After moving to West Hollywood, California, Buck ran unsuccessfully for city council in 2007. He also served on the steering committee of the Stonewall Democratic Club. Buck donated more than $500,000 to political candidates and causes, almost all of them linked to the Democratic Party, including contributions to candidates Hillary Clinton, Ted Lieu, Pete Aguilar, Adam Schiff, and Raja Krishnamoorthi.

==Criminal investigations==
On July 27, 2017, a young African-American man named Gemmel Moore died in Buck's apartment. Paramedics found Moore, who had worked as an escort, naked on a mattress in the living room with a "male pornography movie playing on the television", according to a Los Angeles County coroner's report. A spokesman for the coroner's office, Ed Winter, said Buck was inside his Laurel Avenue home at the time of Moore's death and that drug paraphernalia was recovered from the scene. Police found sex toys, syringes, and "clear plastic bags with suspected methamphetamine in a tool box roll-cabinet in the living room", 24 syringes with brown residue, five glass pipes with white residue and burn marks, a plastic straw with possible white residue, clear plastic bags with white powdery residue, and a clear plastic bag with a "piece of crystal-like substance". Moore’s mother, LaTisha Nixon, skeptical of the claim that her son had accidentally overdosed, wrote an email to various newspapers and local TV news stations. She was introduced to Jasmyne Cannick, a local writer, activist and political candidate, by another reporter who thought Jasmyne could help her.

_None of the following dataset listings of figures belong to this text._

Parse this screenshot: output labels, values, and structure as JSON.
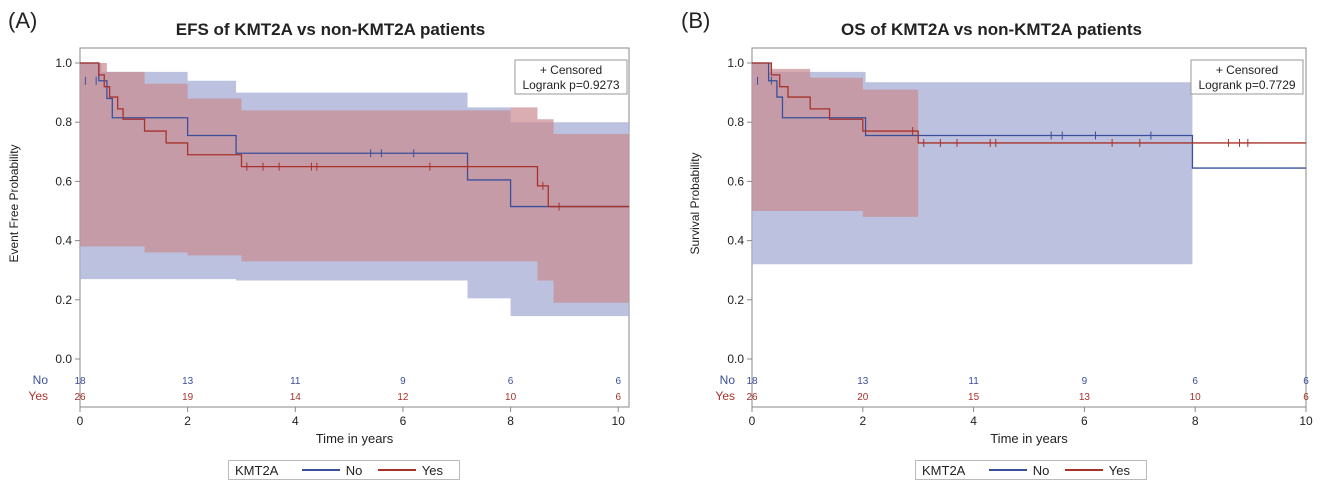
{
  "panels": [
    {
      "letter": "(A)",
      "title": "EFS of KMT2A vs non-KMT2A patients",
      "ylabel": "Event Free Probability",
      "xlabel": "Time in years",
      "box_line1": "+ Censored",
      "box_line2": "Logrank p=0.9273"
    },
    {
      "letter": "(B)",
      "title": "OS of KMT2A vs non-KMT2A patients",
      "ylabel": "Survival Probability",
      "xlabel": "Time in years",
      "box_line1": "+ Censored",
      "box_line2": "Logrank p=0.7729"
    }
  ],
  "legend": {
    "title": "KMT2A",
    "no_label": "No",
    "yes_label": "Yes"
  },
  "colors": {
    "no": "#3a4f9a",
    "yes": "#a8322a",
    "no_band": "#aab2d6",
    "yes_band": "#c98a92"
  },
  "chart_data": [
    {
      "type": "line",
      "title": "EFS of KMT2A vs non-KMT2A patients",
      "xlabel": "Time in years",
      "ylabel": "Event Free Probability",
      "xlim": [
        0,
        10.2
      ],
      "ylim": [
        0,
        1.0
      ],
      "xticks": [
        0,
        2,
        4,
        6,
        8,
        10
      ],
      "yticks": [
        0.0,
        0.2,
        0.4,
        0.6,
        0.8,
        1.0
      ],
      "series": [
        {
          "name": "No",
          "color": "#3a4f9a",
          "x": [
            0.0,
            0.35,
            0.35,
            0.5,
            0.5,
            0.6,
            0.6,
            2.0,
            2.0,
            2.9,
            2.9,
            7.2,
            7.2,
            8.0,
            8.0,
            10.2
          ],
          "y": [
            1.0,
            1.0,
            0.94,
            0.94,
            0.88,
            0.88,
            0.815,
            0.815,
            0.755,
            0.755,
            0.695,
            0.695,
            0.605,
            0.605,
            0.515,
            0.515
          ],
          "censored_x": [
            0.1,
            0.3,
            5.4,
            5.6,
            6.2
          ],
          "censored_y": [
            0.94,
            0.94,
            0.695,
            0.695,
            0.695
          ],
          "ci_upper_x": [
            0.0,
            0.4,
            2.0,
            2.9,
            7.2,
            8.0,
            10.2
          ],
          "ci_upper_y": [
            1.0,
            0.97,
            0.94,
            0.9,
            0.85,
            0.8,
            0.8
          ],
          "ci_lower_x": [
            0.0,
            0.4,
            2.0,
            2.9,
            7.2,
            8.0,
            10.2
          ],
          "ci_lower_y": [
            0.27,
            0.27,
            0.27,
            0.265,
            0.205,
            0.145,
            0.145
          ]
        },
        {
          "name": "Yes",
          "color": "#a8322a",
          "x": [
            0.0,
            0.35,
            0.35,
            0.45,
            0.45,
            0.55,
            0.55,
            0.7,
            0.7,
            0.8,
            0.8,
            1.2,
            1.2,
            1.6,
            1.6,
            2.0,
            2.0,
            3.0,
            3.0,
            8.5,
            8.5,
            8.7,
            8.7,
            10.2
          ],
          "y": [
            1.0,
            1.0,
            0.96,
            0.96,
            0.92,
            0.92,
            0.885,
            0.885,
            0.845,
            0.845,
            0.81,
            0.81,
            0.77,
            0.77,
            0.73,
            0.73,
            0.69,
            0.69,
            0.65,
            0.65,
            0.585,
            0.585,
            0.515,
            0.515
          ],
          "censored_x": [
            3.1,
            3.4,
            3.7,
            4.3,
            4.4,
            6.5,
            7.2,
            8.6,
            8.9
          ],
          "censored_y": [
            0.65,
            0.65,
            0.65,
            0.65,
            0.65,
            0.65,
            0.65,
            0.585,
            0.515
          ],
          "ci_upper_x": [
            0.0,
            0.5,
            1.2,
            2.0,
            3.0,
            7.2,
            8.0,
            8.5,
            8.8,
            10.2
          ],
          "ci_upper_y": [
            1.0,
            0.97,
            0.93,
            0.88,
            0.84,
            0.84,
            0.85,
            0.81,
            0.76,
            0.76
          ],
          "ci_lower_x": [
            0.0,
            0.35,
            1.2,
            2.0,
            3.0,
            7.2,
            8.0,
            8.5,
            8.8,
            10.2
          ],
          "ci_lower_y": [
            0.38,
            0.38,
            0.36,
            0.35,
            0.33,
            0.33,
            0.33,
            0.265,
            0.19,
            0.19
          ]
        }
      ],
      "at_risk": {
        "times": [
          0,
          2,
          4,
          6,
          8,
          10
        ],
        "rows": [
          {
            "label": "No",
            "values": [
              "18",
              "13",
              "11",
              "9",
              "6",
              "6"
            ]
          },
          {
            "label": "Yes",
            "values": [
              "26",
              "19",
              "14",
              "12",
              "10",
              "6"
            ]
          }
        ]
      }
    },
    {
      "type": "line",
      "title": "OS of KMT2A vs non-KMT2A patients",
      "xlabel": "Time in years",
      "ylabel": "Survival Probability",
      "xlim": [
        0,
        10.0
      ],
      "ylim": [
        0,
        1.0
      ],
      "xticks": [
        0,
        2,
        4,
        6,
        8,
        10
      ],
      "yticks": [
        0.0,
        0.2,
        0.4,
        0.6,
        0.8,
        1.0
      ],
      "series": [
        {
          "name": "No",
          "color": "#3a4f9a",
          "x": [
            0.0,
            0.3,
            0.3,
            0.45,
            0.45,
            0.55,
            0.55,
            2.05,
            2.05,
            7.95,
            7.95,
            10.0
          ],
          "y": [
            1.0,
            1.0,
            0.94,
            0.94,
            0.885,
            0.885,
            0.815,
            0.815,
            0.755,
            0.755,
            0.645,
            0.645
          ],
          "censored_x": [
            0.1,
            0.35,
            5.4,
            5.6,
            6.2,
            7.2
          ],
          "censored_y": [
            0.94,
            0.94,
            0.755,
            0.755,
            0.755,
            0.755
          ],
          "ci_upper_x": [
            0.0,
            0.3,
            2.05,
            7.95,
            10.0
          ],
          "ci_upper_y": [
            1.0,
            0.97,
            0.935,
            0.0,
            0.0
          ],
          "ci_lower_x": [
            0.0,
            0.3,
            2.05,
            7.95,
            10.0
          ],
          "ci_lower_y": [
            0.32,
            0.32,
            0.32,
            0.0,
            0.0
          ]
        },
        {
          "name": "Yes",
          "color": "#a8322a",
          "x": [
            0.0,
            0.35,
            0.35,
            0.5,
            0.5,
            0.65,
            0.65,
            1.05,
            1.05,
            1.4,
            1.4,
            2.0,
            2.0,
            3.0,
            3.0,
            10.0
          ],
          "y": [
            1.0,
            1.0,
            0.96,
            0.96,
            0.92,
            0.92,
            0.885,
            0.885,
            0.845,
            0.845,
            0.81,
            0.81,
            0.77,
            0.77,
            0.73,
            0.73
          ],
          "censored_x": [
            2.9,
            3.1,
            3.4,
            3.7,
            4.3,
            4.4,
            6.5,
            7.0,
            8.6,
            8.8,
            8.95
          ],
          "censored_y": [
            0.77,
            0.73,
            0.73,
            0.73,
            0.73,
            0.73,
            0.73,
            0.73,
            0.73,
            0.73,
            0.73
          ],
          "ci_upper_x": [
            0.0,
            0.35,
            1.05,
            2.0,
            3.0
          ],
          "ci_upper_y": [
            1.0,
            0.98,
            0.95,
            0.91,
            0.91
          ],
          "ci_lower_x": [
            0.0,
            0.35,
            1.05,
            2.0,
            3.0
          ],
          "ci_lower_y": [
            0.5,
            0.5,
            0.5,
            0.48,
            0.48
          ]
        }
      ],
      "at_risk": {
        "times": [
          0,
          2,
          4,
          6,
          8,
          10
        ],
        "rows": [
          {
            "label": "No",
            "values": [
              "18",
              "13",
              "11",
              "9",
              "6",
              "6"
            ]
          },
          {
            "label": "Yes",
            "values": [
              "26",
              "20",
              "15",
              "13",
              "10",
              "6"
            ]
          }
        ]
      }
    }
  ]
}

The death was investigated by the Los Angeles County Sheriff's Department, and Los Angeles County District Attorney Jackie Lacey declined to charge Buck on July 26, 2018. Jasmyne Cannick criticized Lacey's decision, writing on Twitter that any further deaths at Ed's residence would be Lacey's responsibility.

Since the death of Gemmel Moore, multiple reports have indicated that Buck had a history of luring young, Black gay men to his apartment, where he would inject them with crystal methamphetamine for sexual gratification.

On January 7, 2019, another African-American man, 55-year-old Timothy Michael Dean (a part-time adult film actor known professionally as Hole Hunter), died at Buck's home. Following Dean's death, a coalition of 50 civil rights organizations released a statement calling on local law enforcement to conduct a thorough investigation of Buck's role in the incident and calling on elected officials to return all contributions received from Buck.

Buck was arrested on September 17, 2019, and charged with three counts of battery causing serious injury, administering methamphetamine and maintaining a drug house, according to the Los Angeles County district attorney's office. He was accused of having injected a 37-year-old man, who overdosed but survived, with methamphetamine on September 11.

On September 19, 2019, a federal charge of "one count of distribution of methamphetamine resulting in death" was added by the United States for the death of Gemmel Moore, who died on July 27, 2017. That death had originally been ruled an accidental methamphetamine overdose by the Los Angeles County Department of Medical Examiner-Coroner.

On August 4, 2020, a federal grand jury charged Buck with four additional felonies, bringing the total number of federal charges to nine counts. Buck was scheduled to go to trial on January 19, 2021, but the date was postponed to April 20, 2021, due to COVID-19-related considerations.

On July 27, 2021, Buck was convicted of nine federal charges, including the deaths of Gemmel Moore and Timothy Dean, maintaining a drug den, distributing methamphetamines, and solicitation of prostitutes. On April 14, 2022, Buck was sentenced to 30 years in prison.

==Personal life==
Buck came out to his parents as gay at the age of 16. He was the Grand Marshal of the 1989 International Gay Rodeo. Buck formerly lived near Piestewa Peak in Phoenix, Arizona. He moved to West Hollywood in 1991.